На тот момент, уже около года, я ездила к маме каждый день (до этого немного реже). До работы сначала ехала к маме, потом на работу. Привозила ей свежий супчик, второе и завтрак – всё, что готовила для себя и своей семьи, привозила в контейнерах и маме. Сама мама постепенно перестала готовить, перешла на одну колбасу, сыр и пельмени. Наверное, для себя одной не хочется, думала я. А потом она и вовсе стала есть одни пельмени, порой забывая, что поставила их варить, сжигая кастрюли, и ещё сладости – пряники, вафли, булочки. За ними она ходила в магазин ежедневно.

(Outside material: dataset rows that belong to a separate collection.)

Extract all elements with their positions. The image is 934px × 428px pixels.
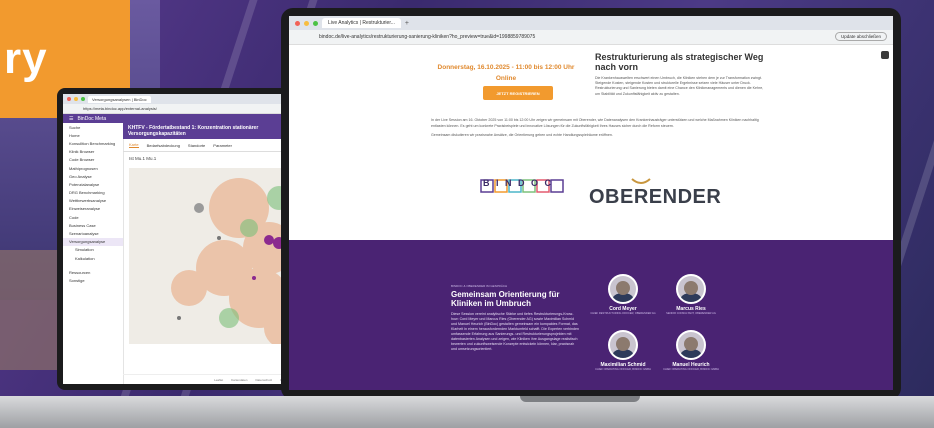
- maximize-window-icon[interactable]: [313, 20, 318, 26]
- laptop-base: [0, 396, 934, 428]
- laptop-notch: [520, 396, 640, 402]
- laptop-right: Live Analytics | Restrukturier... + bind…: [281, 8, 901, 400]
- speaker-card: Cord Meyer CHIEF RESTRUCTURING OFFICER, …: [588, 274, 658, 315]
- speaker-card: Maximilian Schmid CHIEF OPERATING OFFICE…: [588, 330, 658, 371]
- maximize-window-icon[interactable]: [81, 97, 85, 101]
- sidebar-item[interactable]: Wettbewerbsanalyse: [63, 197, 123, 205]
- intro-text: In der Live Session am 16. Oktober 2025 …: [431, 118, 759, 128]
- app-name: BinDoc Meta: [77, 116, 107, 122]
- new-tab-icon[interactable]: +: [405, 20, 409, 27]
- speaker-role: SENIOR CONSULTANT, OBERENDER AG: [666, 312, 716, 315]
- speaker-photo: [608, 274, 638, 304]
- speaker-photo: [676, 330, 706, 360]
- intro-text-2: Gemeinsam diskutieren wir praxisnahe Ans…: [431, 133, 613, 137]
- sidebar-item[interactable]: Einweiseranalyse: [63, 205, 123, 213]
- menu-icon[interactable]: ☰: [69, 116, 73, 122]
- tab-bedarfsabdeckung[interactable]: Bedarfsabdeckung: [147, 143, 180, 148]
- browser-tab[interactable]: Versorgungsanalysen | BinDoc: [88, 95, 151, 103]
- tab-bar: Karte Bedarfsabdeckung Standorte Paramet…: [123, 139, 301, 152]
- sidebar-item[interactable]: Geo Analyse: [63, 172, 123, 180]
- map-legend[interactable]: Ist Mu.1 Mu.1: [129, 156, 156, 161]
- sidebar-item[interactable]: Ressourcen: [63, 268, 123, 276]
- tab-standorte[interactable]: Standorte: [188, 143, 205, 148]
- headline-text: ry: [4, 34, 48, 83]
- register-button[interactable]: JETZT REGISTRIEREN: [483, 86, 553, 100]
- map-footer: Leaflet Kartendaten Datenschutz Impressu…: [123, 374, 301, 384]
- sidebar-item-active[interactable]: Versorgungsanalyse: [63, 237, 123, 246]
- sidebar-subitem[interactable]: Kalkulation: [63, 254, 123, 262]
- speaker-role: CHIEF OPERATING OFFICER, BINDOC GMBH: [595, 368, 651, 371]
- sidebar-item[interactable]: Code: [63, 213, 123, 221]
- section-heading: Restrukturierung als strategischer Weg n…: [595, 52, 764, 72]
- sidebar-item[interactable]: Mathiprognosen: [63, 164, 123, 172]
- close-window-icon[interactable]: [67, 97, 71, 101]
- oberender-smile-icon: [631, 178, 651, 184]
- bindoc-logo-text: BINDOC: [483, 178, 558, 188]
- intro-paragraph: In der Live Session am 16. Oktober 2025 …: [431, 118, 761, 139]
- side-panel-button[interactable]: [881, 51, 889, 59]
- sidebar-subitem[interactable]: Simulation: [63, 246, 123, 254]
- sidebar: Suche Home Konsulltion Benchmarking Klin…: [63, 123, 124, 384]
- speaker-card: Manuel Heurich CHIEF OPERATING OFFICER, …: [656, 330, 726, 371]
- sidebar-item[interactable]: Sonstige: [63, 276, 123, 284]
- browser-tabbar: Live Analytics | Restrukturier... +: [289, 16, 893, 30]
- footer-link[interactable]: Leaflet: [214, 378, 223, 382]
- sidebar-item[interactable]: DRG Benchmarking: [63, 189, 123, 197]
- url-text[interactable]: bindoc.de/live-analytics/restrukturierun…: [319, 34, 535, 40]
- browser-tab[interactable]: Live Analytics | Restrukturier...: [322, 18, 401, 28]
- laptop-right-screen: Live Analytics | Restrukturier... + bind…: [289, 16, 893, 390]
- address-bar[interactable]: bindoc.de/live-analytics/restrukturierun…: [289, 30, 893, 45]
- event-date-block: Donnerstag, 16.10.2025 - 11:00 bis 12:00…: [431, 62, 581, 84]
- page-title: KHTFV - Fördertatbestand 1: Konzentratio…: [123, 123, 301, 139]
- bindoc-logo: BINDOC: [479, 172, 569, 202]
- laptop-left-screen: Versorgungsanalysen | BinDoc https://met…: [63, 94, 301, 384]
- sidebar-item[interactable]: Business Case: [63, 221, 123, 229]
- speaker-role: CHIEF RESTRUCTURING OFFICER, OBERENDER A…: [590, 312, 656, 315]
- speaker-card: Marcus Ries SENIOR CONSULTANT, OBERENDER…: [656, 274, 726, 315]
- laptop-left: Versorgungsanalysen | BinDoc https://met…: [57, 88, 307, 390]
- speaker-role: CHIEF OPERATING OFFICER, BINDOC GMBH: [663, 368, 719, 371]
- section-text: Diese Session vereint analytische Stärke…: [451, 312, 579, 351]
- event-mode: Online: [495, 75, 517, 82]
- map-view[interactable]: [129, 168, 299, 344]
- map-graphic: [129, 168, 299, 344]
- minimize-window-icon[interactable]: [74, 97, 78, 101]
- sidebar-item[interactable]: Potenzialanalyse: [63, 180, 123, 188]
- section-caption: BINDOC & OBERENDER IM GESPRÄCH: [451, 284, 508, 288]
- oberender-logo-text: OBERENDER: [589, 186, 722, 208]
- address-bar[interactable]: https://meta.bindoc.app/external-analysi…: [63, 104, 301, 114]
- event-date: Donnerstag, 16.10.2025 - 11:00 bis 12:00…: [437, 64, 575, 71]
- speaker-section: BINDOC & OBERENDER IM GESPRÄCH Gemeinsam…: [289, 240, 893, 390]
- footer-link[interactable]: Datenschutz: [255, 378, 272, 382]
- sidebar-item[interactable]: Suche: [63, 123, 123, 131]
- browser-tabbar: Versorgungsanalysen | BinDoc: [63, 94, 301, 104]
- close-window-icon[interactable]: [295, 20, 300, 26]
- update-button[interactable]: Update abschließen: [834, 32, 887, 41]
- footer-link[interactable]: Kartendaten: [231, 378, 247, 382]
- tab-karte[interactable]: Karte: [129, 142, 139, 148]
- sidebar-item[interactable]: Klinik Browser: [63, 148, 123, 156]
- speaker-photo: [676, 274, 706, 304]
- minimize-window-icon[interactable]: [304, 20, 309, 26]
- tab-parameter[interactable]: Parameter: [213, 143, 232, 148]
- sidebar-item[interactable]: Home: [63, 131, 123, 139]
- speaker-photo: [608, 330, 638, 360]
- sidebar-item[interactable]: Konsulltion Benchmarking: [63, 139, 123, 147]
- section-paragraph: Die Krankenhauswelten erschwert einen Um…: [595, 76, 764, 96]
- sidebar-item[interactable]: Code Browser: [63, 156, 123, 164]
- oberender-logo: OBERENDER: [589, 178, 722, 209]
- sidebar-item[interactable]: Szenarioanalyse: [63, 229, 123, 237]
- section-title: Gemeinsam Orientierung für Kliniken im U…: [451, 290, 560, 308]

Поэтому я и стала ездить к маме каждый день, хоть это было неудобно. Пельменями, кстати, «кормила» не только себя, а ещё ставила на стол портреты умерших мужа и сына, моих папы и брата. Если куда-то выходила, то брала их с собой, в сумке. Дома включала им телевизор.

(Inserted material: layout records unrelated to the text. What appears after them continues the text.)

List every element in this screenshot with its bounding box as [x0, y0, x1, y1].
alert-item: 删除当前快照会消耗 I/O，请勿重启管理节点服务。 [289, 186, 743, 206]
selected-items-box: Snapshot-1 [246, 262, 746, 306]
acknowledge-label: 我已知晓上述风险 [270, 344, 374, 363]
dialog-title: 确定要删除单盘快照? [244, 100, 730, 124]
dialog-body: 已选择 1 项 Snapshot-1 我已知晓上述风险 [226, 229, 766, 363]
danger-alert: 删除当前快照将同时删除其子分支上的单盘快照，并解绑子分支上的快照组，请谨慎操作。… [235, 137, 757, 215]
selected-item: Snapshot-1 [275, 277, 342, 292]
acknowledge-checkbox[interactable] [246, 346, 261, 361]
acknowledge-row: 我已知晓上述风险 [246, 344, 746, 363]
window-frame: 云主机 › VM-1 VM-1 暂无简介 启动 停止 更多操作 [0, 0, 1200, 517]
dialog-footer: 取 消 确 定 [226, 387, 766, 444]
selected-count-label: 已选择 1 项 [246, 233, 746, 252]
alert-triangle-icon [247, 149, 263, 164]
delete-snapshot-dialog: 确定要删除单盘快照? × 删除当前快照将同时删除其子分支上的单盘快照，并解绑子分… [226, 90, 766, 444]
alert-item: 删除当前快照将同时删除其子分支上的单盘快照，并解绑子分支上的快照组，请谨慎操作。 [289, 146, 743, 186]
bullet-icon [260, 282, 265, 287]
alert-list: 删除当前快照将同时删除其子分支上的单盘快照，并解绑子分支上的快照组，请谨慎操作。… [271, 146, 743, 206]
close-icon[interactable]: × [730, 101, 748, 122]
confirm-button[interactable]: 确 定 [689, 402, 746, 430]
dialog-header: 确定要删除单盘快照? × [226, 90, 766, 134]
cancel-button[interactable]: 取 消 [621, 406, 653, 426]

Пельмени были наварены всегда в большом количестве и стояли во всех кастрюлях, мисках, тарелках в холодильнике, на балконе. Я приезжала, всё выбрасывала, мыла, а на следующий день всё повторялось.
Попутно, когда мама выходила из дома, собирала разные рекламные буклеты и газеты. Всё несла домой. Стала неаккуратной в отношении себя и в отношении жилья тоже. И спрашивала у меня, куда уехала бабушка? Бабушек в живых у нас уже давно нет, ни у меня, ни тем более у мамы.